• Media type: E-Article
  • Title: Opposing Age-Related Trends in Absolute and Relative Risk of Adverse Health Outcomes Associated With Out-of-Office Blood Pressure
  • Contributor: Li, Yan; Thijs, Lutgarde; Zhang, Zhen-Yu; Asayama, Kei; Hansen, Tine W.; Boggia, José; Björklund-Bodegård, Kristina; Yang, Wen-Yi; Niiranen, Teemu J.; Ntineri, Angeliki; Wei, Fang-Fei; Kikuya, Masahiro; Ohkubo, Takayoshi; Dolan, Eamon; Hozawa, Atsushi; Tsuji, Ichiro; Stolarz-Skrzypek, Katarzyna; Huang, Qi-Fang; Melgarejo, Jesus D.; Tikhonoff, Valérie; Malyutina, Sofia; Casiglia, Edoardo; Nikitin, Yuri; Lind, Lars; [...]
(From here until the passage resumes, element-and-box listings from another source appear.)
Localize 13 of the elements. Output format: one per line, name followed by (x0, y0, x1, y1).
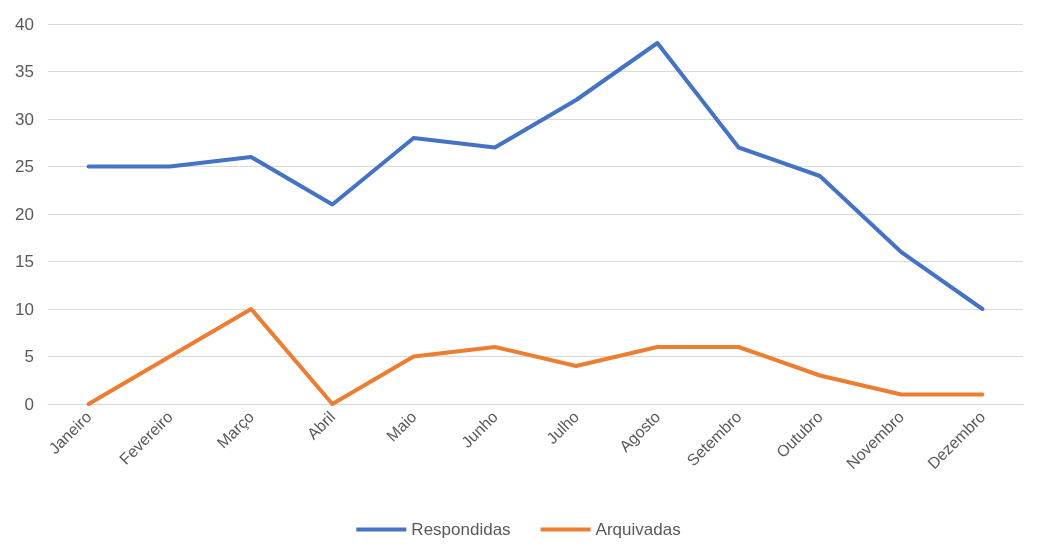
y-tick-label: 0 (24, 394, 34, 414)
y-tick-label: 20 (15, 204, 34, 224)
line-series (86, 41, 985, 311)
y-tick-label: 30 (15, 109, 34, 129)
legend-label: Arquivadas (595, 520, 681, 539)
line-series (86, 307, 985, 406)
y-tick-label: 40 (15, 14, 34, 34)
y-tick-label: 25 (15, 157, 34, 176)
y-tick-label: 10 (15, 299, 34, 319)
y-tick-label: 15 (15, 252, 34, 271)
legend-label: Respondidas (411, 520, 511, 539)
y-tick-label: 35 (15, 62, 34, 81)
y-tick-label: 5 (24, 347, 34, 366)
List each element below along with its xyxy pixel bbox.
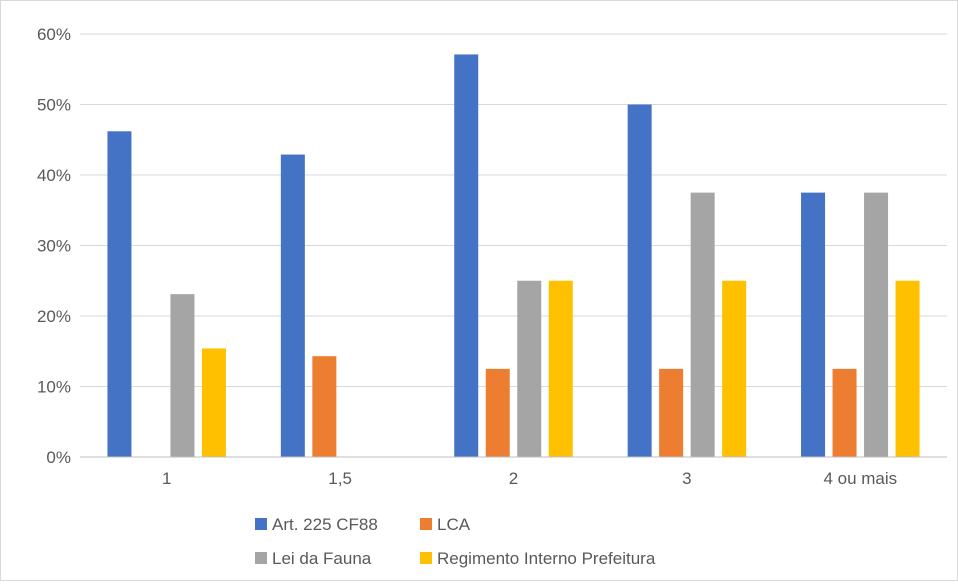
legend-label: Art. 225 CF88 [272, 515, 378, 534]
y-tick-label: 30% [37, 237, 71, 256]
bar-lei-da-fauna-0 [170, 294, 195, 457]
bar-art-225-cf88-2 [454, 54, 479, 457]
legend-swatch [420, 552, 432, 564]
y-tick-label: 40% [37, 166, 71, 185]
y-tick-label: 20% [37, 307, 71, 326]
bar-lei-da-fauna-3 [690, 192, 715, 457]
bar-lca-1 [312, 356, 337, 457]
x-tick-label: 3 [682, 469, 691, 488]
x-tick-label: 1 [162, 469, 171, 488]
bar-art-225-cf88-3 [627, 104, 652, 457]
bar-art-225-cf88-1 [280, 154, 305, 457]
axes: 0% 10% 20% 30% 40% 50% 60% 1 1,5 2 3 4 ou mais [37, 25, 947, 488]
legend-label: Regimento Interno Prefeitura [437, 549, 656, 568]
x-tick-label: 1,5 [328, 469, 352, 488]
legend-item: Regimento Interno Prefeitura [420, 549, 656, 568]
legend-item: Art. 225 CF88 [255, 515, 378, 534]
legend-swatch [255, 518, 267, 530]
bar-lei-da-fauna-4 [864, 192, 889, 457]
bars [107, 54, 920, 458]
bar-lei-da-fauna-2 [517, 280, 542, 457]
legend-swatch [420, 518, 432, 530]
y-tick-label: 10% [37, 378, 71, 397]
bar-art-225-cf88-4 [801, 192, 826, 457]
bar-lca-2 [485, 368, 510, 457]
bar-regimento-interno-prefeitura-4 [895, 280, 920, 457]
legend: Art. 225 CF88 LCA Lei da Fauna Regimento In… [255, 515, 656, 568]
y-tick-label: 60% [37, 25, 71, 44]
legend-item: Lei da Fauna [255, 549, 372, 568]
legend-item: LCA [420, 515, 471, 534]
bar-art-225-cf88-0 [107, 131, 132, 458]
bar-regimento-interno-prefeitura-0 [201, 348, 226, 457]
x-tick-label: 4 ou mais [823, 469, 897, 488]
bar-lca-3 [659, 368, 684, 457]
bar-lca-4 [832, 368, 857, 457]
legend-swatch [255, 552, 267, 564]
y-tick-label: 50% [37, 96, 71, 115]
y-tick-label: 0% [46, 448, 71, 467]
x-tick-label: 2 [509, 469, 518, 488]
bar-regimento-interno-prefeitura-3 [722, 280, 747, 457]
legend-label: Lei da Fauna [272, 549, 372, 568]
legend-label: LCA [437, 515, 471, 534]
bar-regimento-interno-prefeitura-2 [548, 280, 573, 457]
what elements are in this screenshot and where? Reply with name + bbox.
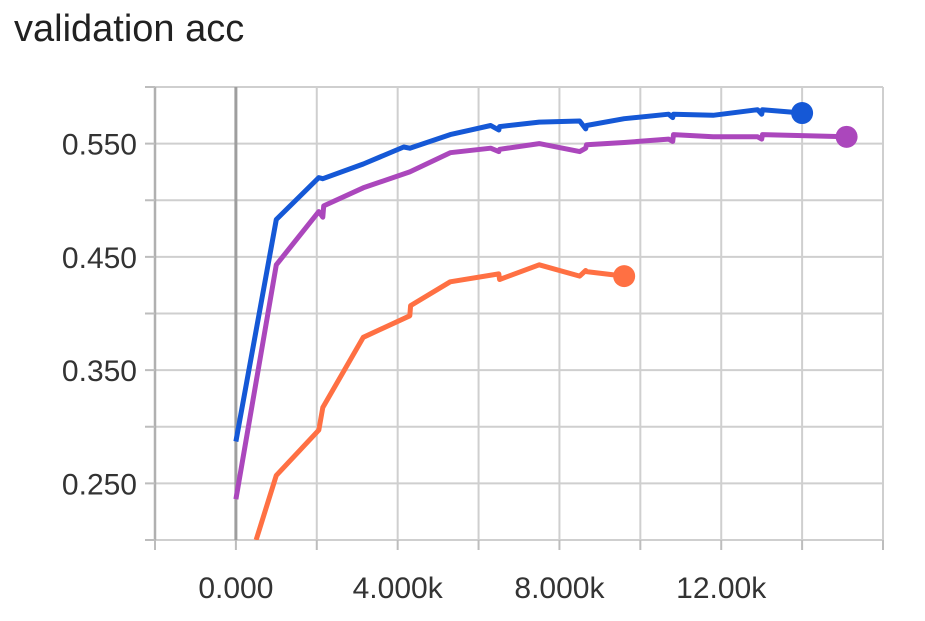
- axes: [145, 86, 884, 550]
- series-line-3: [253, 262, 625, 540]
- x-tick-label: 12.00k: [676, 572, 767, 605]
- chart-title: validation acc: [14, 8, 245, 50]
- series-line-1: [233, 107, 803, 442]
- x-tick-label: 8.000k: [514, 572, 605, 605]
- series-lines: [233, 102, 858, 540]
- y-tick-label: 0.250: [62, 468, 137, 501]
- series-line-2: [233, 132, 847, 500]
- y-tick-label: 0.450: [62, 242, 137, 275]
- series-end-marker-1: [791, 102, 814, 125]
- grid: [153, 86, 884, 541]
- x-tick-label: 4.000k: [353, 572, 444, 605]
- tick-labels: 0.250 0.350 0.450 0.550 0.000 4.000k 8.000k 12.…: [62, 129, 767, 605]
- y-tick-label: 0.350: [62, 355, 137, 388]
- series-end-marker-2: [835, 125, 858, 148]
- y-tick-label: 0.550: [62, 129, 137, 162]
- series-end-marker-3: [613, 265, 636, 288]
- x-tick-label: 0.000: [198, 572, 273, 605]
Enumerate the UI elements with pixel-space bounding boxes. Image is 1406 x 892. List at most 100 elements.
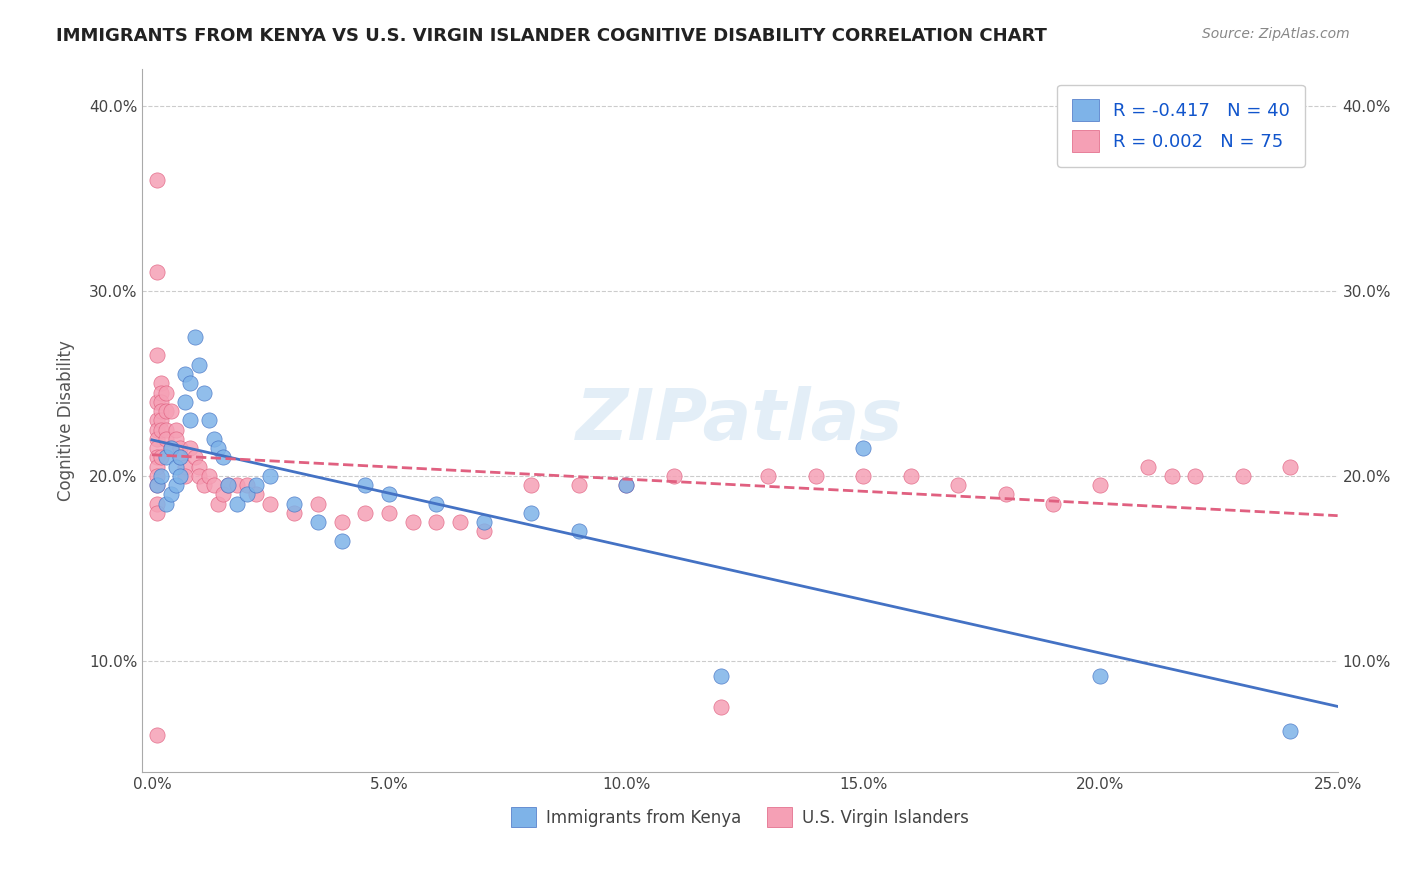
Point bbox=[520, 478, 543, 492]
Point bbox=[174, 459, 197, 474]
Point bbox=[758, 468, 780, 483]
Point bbox=[169, 450, 191, 465]
Point bbox=[259, 468, 281, 483]
Point bbox=[330, 515, 353, 529]
Point bbox=[150, 413, 173, 427]
Point bbox=[900, 468, 922, 483]
Point bbox=[160, 441, 183, 455]
Point bbox=[614, 478, 637, 492]
Point bbox=[212, 487, 235, 501]
Point bbox=[145, 478, 167, 492]
Point bbox=[145, 728, 167, 742]
Point bbox=[155, 432, 177, 446]
Point bbox=[568, 478, 591, 492]
Point bbox=[207, 497, 229, 511]
Point bbox=[160, 404, 183, 418]
Point bbox=[283, 497, 305, 511]
Point bbox=[145, 349, 167, 363]
Point bbox=[1136, 459, 1159, 474]
Point bbox=[145, 265, 167, 279]
Point bbox=[354, 478, 377, 492]
Point bbox=[804, 468, 827, 483]
Point bbox=[472, 524, 495, 539]
Point bbox=[150, 404, 173, 418]
Point bbox=[307, 497, 329, 511]
Point bbox=[150, 423, 173, 437]
Point bbox=[217, 478, 239, 492]
Point bbox=[183, 330, 205, 344]
Point bbox=[145, 459, 167, 474]
Point bbox=[193, 478, 215, 492]
Point bbox=[425, 497, 447, 511]
Point bbox=[330, 533, 353, 548]
Point bbox=[150, 468, 173, 483]
Point bbox=[155, 450, 177, 465]
Point bbox=[174, 367, 197, 381]
Point bbox=[145, 413, 167, 427]
Point bbox=[183, 450, 205, 465]
Point bbox=[662, 468, 685, 483]
Point bbox=[188, 468, 211, 483]
Point bbox=[155, 404, 177, 418]
Point bbox=[236, 487, 259, 501]
Point bbox=[354, 506, 377, 520]
Point bbox=[150, 385, 173, 400]
Point bbox=[202, 478, 225, 492]
Point bbox=[236, 478, 259, 492]
Point bbox=[614, 478, 637, 492]
Point bbox=[226, 497, 249, 511]
Point bbox=[710, 669, 733, 683]
Point bbox=[160, 441, 183, 455]
Point bbox=[145, 468, 167, 483]
Point bbox=[520, 506, 543, 520]
Point bbox=[145, 423, 167, 437]
Point bbox=[1042, 497, 1064, 511]
Point bbox=[165, 459, 187, 474]
Point bbox=[1090, 669, 1112, 683]
Point bbox=[283, 506, 305, 520]
Point bbox=[226, 478, 249, 492]
Point bbox=[145, 172, 167, 186]
Point bbox=[188, 459, 211, 474]
Point bbox=[145, 450, 167, 465]
Point bbox=[568, 524, 591, 539]
Text: Source: ZipAtlas.com: Source: ZipAtlas.com bbox=[1202, 27, 1350, 41]
Point bbox=[169, 441, 191, 455]
Point bbox=[179, 376, 201, 391]
Y-axis label: Cognitive Disability: Cognitive Disability bbox=[58, 340, 75, 500]
Point bbox=[145, 497, 167, 511]
Point bbox=[145, 506, 167, 520]
Point bbox=[165, 432, 187, 446]
Point bbox=[217, 478, 239, 492]
Point bbox=[155, 385, 177, 400]
Point bbox=[948, 478, 970, 492]
Point bbox=[245, 487, 267, 501]
Point bbox=[425, 515, 447, 529]
Point bbox=[165, 478, 187, 492]
Point bbox=[165, 423, 187, 437]
Point bbox=[710, 700, 733, 714]
Point bbox=[307, 515, 329, 529]
Point bbox=[169, 450, 191, 465]
Point bbox=[202, 432, 225, 446]
Point bbox=[145, 478, 167, 492]
Point bbox=[259, 497, 281, 511]
Point bbox=[1279, 724, 1302, 739]
Point bbox=[472, 515, 495, 529]
Point bbox=[207, 441, 229, 455]
Point bbox=[378, 487, 401, 501]
Point bbox=[193, 385, 215, 400]
Point bbox=[245, 478, 267, 492]
Legend: Immigrants from Kenya, U.S. Virgin Islanders: Immigrants from Kenya, U.S. Virgin Islan… bbox=[505, 800, 976, 834]
Point bbox=[145, 441, 167, 455]
Point bbox=[852, 441, 875, 455]
Point bbox=[150, 450, 173, 465]
Point bbox=[1160, 468, 1182, 483]
Point bbox=[150, 394, 173, 409]
Point bbox=[1184, 468, 1206, 483]
Point bbox=[198, 413, 221, 427]
Point bbox=[150, 376, 173, 391]
Point bbox=[155, 497, 177, 511]
Point bbox=[212, 450, 235, 465]
Point bbox=[852, 468, 875, 483]
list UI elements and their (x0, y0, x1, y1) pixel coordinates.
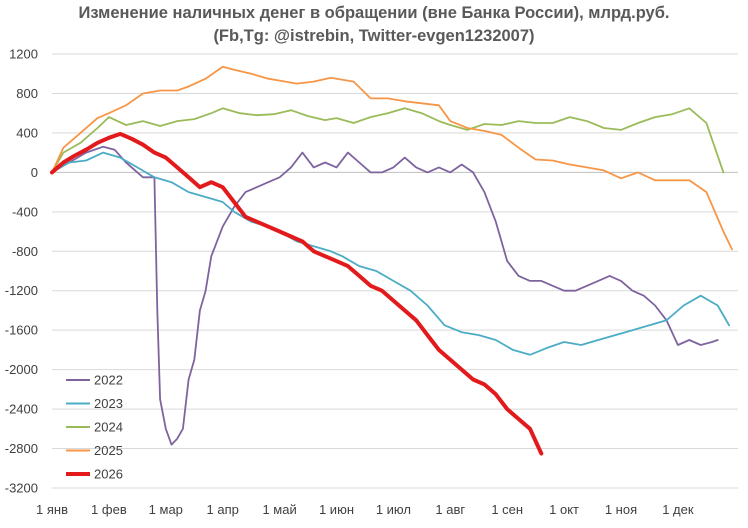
chart-title: Изменение наличных денег в обращении (вн… (78, 4, 670, 22)
series-lines (50, 65, 733, 456)
series-line-2023 (51, 151, 730, 356)
legend-label-2026: 2026 (94, 467, 123, 482)
y-tick-label: -800 (12, 244, 38, 259)
x-tick-label: 1 мар (149, 502, 183, 517)
x-tick-label: 1 июн (319, 502, 354, 517)
legend-label-2022: 2022 (94, 373, 123, 388)
x-tick-label: 1 фев (91, 502, 127, 517)
y-tick-label: 800 (16, 86, 38, 101)
legend-label-2024: 2024 (94, 420, 123, 435)
y-tick-label: -2000 (5, 362, 38, 377)
series-line-2026 (50, 131, 544, 456)
x-tick-label: 1 апр (207, 502, 239, 517)
legend-label-2025: 2025 (94, 443, 123, 458)
series-line-2022 (51, 145, 719, 446)
x-tick-label: 1 янв (36, 502, 68, 517)
x-axis: 1 янв 1 фев 1 мар 1 апр 1 май 1 июн 1 июл 1 авг… (36, 502, 694, 517)
gridlines (52, 53, 738, 489)
series-line-2024 (51, 107, 725, 174)
y-tick-label: -1200 (5, 283, 38, 298)
y-tick-label: 1200 (9, 47, 38, 62)
x-tick-label: 1 сен (491, 502, 523, 517)
y-tick-label: -2800 (5, 441, 38, 456)
y-tick-label: -1600 (5, 323, 38, 338)
y-tick-label: 0 (31, 165, 38, 180)
x-tick-label: 1 дек (662, 502, 694, 517)
legend-label-2023: 2023 (94, 396, 123, 411)
x-tick-label: 1 ноя (605, 502, 637, 517)
y-tick-label: -400 (12, 204, 38, 219)
chart-subtitle: (Fb,Tg: @istrebin, Twitter-evgen1232007) (213, 27, 535, 45)
y-tick-label: 400 (16, 125, 38, 140)
y-tick-label: -2400 (5, 402, 38, 417)
y-tick-label: -3200 (5, 481, 38, 496)
series-line-2025 (51, 65, 733, 251)
x-tick-label: 1 июл (376, 502, 411, 517)
x-tick-label: 1 авг (435, 502, 465, 517)
x-tick-label: 1 окт (549, 502, 579, 517)
x-tick-label: 1 май (262, 502, 296, 517)
legend: 2022 2023 2024 2025 2026 (66, 373, 123, 482)
y-axis: 1200 800 400 0 -400 -800 -1200 -1600 -2000 -2400 -… (5, 47, 38, 496)
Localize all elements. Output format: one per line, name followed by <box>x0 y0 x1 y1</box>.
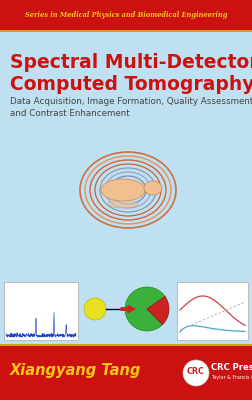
Wedge shape <box>147 296 169 324</box>
Ellipse shape <box>101 179 145 201</box>
Bar <box>0 346 252 400</box>
Text: Computed Tomography (sMDCT): Computed Tomography (sMDCT) <box>10 74 252 94</box>
Text: Data Acquisition, Image Formation, Quality Assessment: Data Acquisition, Image Formation, Quali… <box>10 98 252 106</box>
Text: Xiangyang Tang: Xiangyang Tang <box>10 362 141 378</box>
Bar <box>177 282 248 340</box>
Bar <box>0 344 252 346</box>
FancyArrow shape <box>121 306 135 312</box>
Text: CRC Press: CRC Press <box>211 364 252 372</box>
Wedge shape <box>125 287 165 331</box>
Text: and Contrast Enhancement: and Contrast Enhancement <box>10 108 130 118</box>
Circle shape <box>84 298 106 320</box>
Bar <box>0 32 252 344</box>
Text: Taylor & Francis Group: Taylor & Francis Group <box>211 374 252 380</box>
Ellipse shape <box>144 181 162 195</box>
Bar <box>4 282 78 340</box>
Bar <box>0 0 252 30</box>
Text: CRC: CRC <box>187 368 205 376</box>
Text: Spectral Multi-Detector: Spectral Multi-Detector <box>10 52 252 72</box>
Bar <box>0 30 252 32</box>
Ellipse shape <box>108 200 138 208</box>
Circle shape <box>183 360 209 386</box>
Text: Series in Medical Physics and Biomedical Engineering: Series in Medical Physics and Biomedical… <box>25 11 227 19</box>
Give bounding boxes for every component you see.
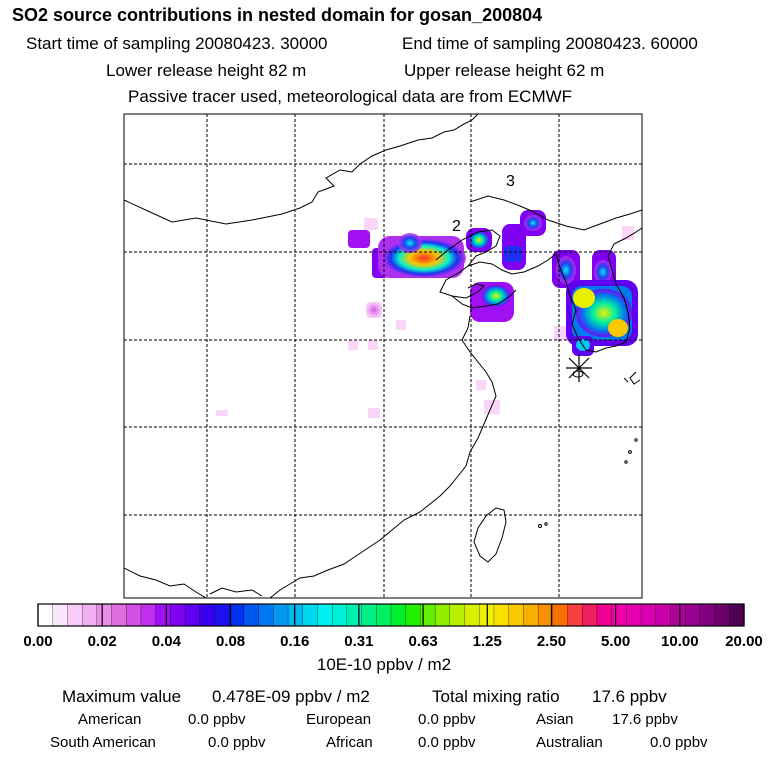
colorbar-cell xyxy=(229,603,245,627)
colorbar-cell xyxy=(567,603,583,627)
colorbar-cell xyxy=(302,603,319,627)
colorbar-tick-labels: 0.00 0.02 0.04 0.08 0.16 0.31 0.63 1.25 2.50 5.00… xyxy=(23,633,762,650)
colorbar-cell xyxy=(552,603,569,627)
colorbar-cell xyxy=(508,603,524,627)
colorbar-cell xyxy=(523,603,539,627)
colorbar-cell xyxy=(243,603,260,627)
lat-lon-grid xyxy=(124,114,642,598)
receptor-star-marker xyxy=(566,354,592,382)
colorbar-tick-label: 0.08 xyxy=(216,633,245,650)
map-panel: 2 3 xyxy=(123,113,643,599)
colorbar-tick-label: 0.63 xyxy=(408,633,437,650)
colorbar-cell xyxy=(361,603,377,627)
colorbar: 0.00 0.02 0.04 0.08 0.16 0.31 0.63 1.25 2.50 5.00… xyxy=(23,603,763,650)
colorbar-major-ticks xyxy=(37,604,745,626)
colorbar-tick-label: 2.50 xyxy=(537,633,566,650)
colorbar-cells xyxy=(37,603,745,627)
colorbar-cell xyxy=(405,603,421,627)
colorbar-cell xyxy=(126,603,142,627)
colorbar-cell xyxy=(317,603,333,627)
colorbar-cell xyxy=(111,603,127,627)
map-frame xyxy=(123,113,643,599)
australian-label: Australian xyxy=(536,734,603,751)
american-value: 0.0 ppbv xyxy=(188,711,246,728)
region-label-3: 3 xyxy=(506,173,515,190)
colorbar-cell xyxy=(346,603,363,627)
colorbar-cell xyxy=(390,603,407,627)
plume-layer xyxy=(216,210,638,418)
upper-release-height: Upper release height 62 m xyxy=(404,61,605,80)
african-value: 0.0 ppbv xyxy=(418,734,476,751)
colorbar-tick-label: 1.25 xyxy=(473,633,502,650)
colorbar-cell xyxy=(611,603,627,627)
colorbar-cell xyxy=(729,603,745,627)
colorbar-cell xyxy=(287,603,304,627)
start-time-label: Start time of sampling 20080423. 30000 xyxy=(26,34,328,53)
colorbar-cell xyxy=(37,603,54,627)
colorbar-cell xyxy=(434,603,451,627)
asian-label: Asian xyxy=(536,711,574,728)
coastlines xyxy=(124,114,642,598)
max-value-label: Maximum value xyxy=(62,687,182,706)
australian-value: 0.0 ppbv xyxy=(650,734,708,751)
max-value: 0.478E-09 ppbv / m2 xyxy=(212,687,370,706)
european-label: European xyxy=(306,711,372,728)
colorbar-cell xyxy=(258,603,274,627)
colorbar-cell xyxy=(449,603,466,627)
colorbar-cell xyxy=(640,603,657,627)
south-american-label: South American xyxy=(50,734,156,751)
colorbar-cell xyxy=(376,603,392,627)
colorbar-cell xyxy=(464,603,480,627)
colorbar-cell xyxy=(170,603,186,627)
south-american-value: 0.0 ppbv xyxy=(208,734,266,751)
european-value: 0.0 ppbv xyxy=(418,711,476,728)
colorbar-cell xyxy=(332,603,348,627)
end-time-label: End time of sampling 20080423. 60000 xyxy=(402,34,698,53)
colorbar-cell xyxy=(582,603,598,627)
colorbar-tick-label: 20.00 xyxy=(725,633,763,650)
colorbar-unit: 10E-10 ppbv / m2 xyxy=(316,655,452,674)
asian-value: 17.6 ppbv xyxy=(612,711,678,728)
colorbar-cell xyxy=(81,603,98,627)
lower-release-height: Lower release height 82 m xyxy=(106,61,307,80)
tracer-note: Passive tracer used, meteorological data… xyxy=(128,87,573,106)
colorbar-cell xyxy=(155,603,171,627)
colorbar-tick-label: 0.00 xyxy=(23,633,52,650)
faint-contribution-areas xyxy=(216,218,634,418)
colorbar-cell xyxy=(655,603,672,627)
colorbar-cell xyxy=(493,603,510,627)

  • Published: Ovid Technologies (Wolters Kluwer Health), 2019
  • Published in: Hypertension, 74 (2019) 6, Seite 1333-1342
  • Language: English
  • DOI: 10.1161/hypertensionaha.119.12958
  • ISSN: 0194-911X; 1524-4563
  • Origination:
  • Footnote:
  • Description: Participant-level meta-analyses assessed the age-specific relevance of office blood pressure to cardiovascular complications, but this information is lacking for out-of-office blood pressure. At baseline, daytime ambulatory (n=12 624) or home (n=5297) blood pressure were measured in 17 921 participants (51.3% women; mean age, 54.2 years) from 17 population cohorts. Subsequently, mortality and cardiovascular events were recorded. Using multivariable Cox regression, floating absolute risk was computed across 4 age bands (≤60, 61–70, 71–80, and >80 years). Over 236 491 person-years, 3855 people died and 2942 cardiovascular events occurred. From levels as low as 110/65 mm Hg, risk log-linearly increased with higher out-of-office systolic/diastolic blood pressure. From the youngest to the oldest age group, rates expressed per 1000 person-years increased ( P <0.001) from 4.4 (95% CI, 4.0–4.7) to 86.3 (76.1–96.5) for all-cause mortality and from 4.1 (3.9–4.6) to 59.8 (51.0–68.7) for cardiovascular events, whereas hazard ratios per 20-mm Hg increment in systolic out-of-office blood pressure decreased ( P ≤0.0033) from 1.42 (1.19–1.69) to 1.09 (1.05–1.12) and from 1.70 (1.51–1.92) to 1.12 (1.07–1.17), respectively. These age-related trends were similar for out-of-office diastolic pressure and were generally consistent in both sexes and across ethnicities. In conclusion, adverse outcomes were directly associated with out-of-office blood pressure in adults. At young age, the absolute risk associated with out-of-office blood pressure was low, but relative risk high, whereas with advancing age relative risk decreased and absolute risk increased. These observations highlight the need of a lifecourse approach for the management of hypertension.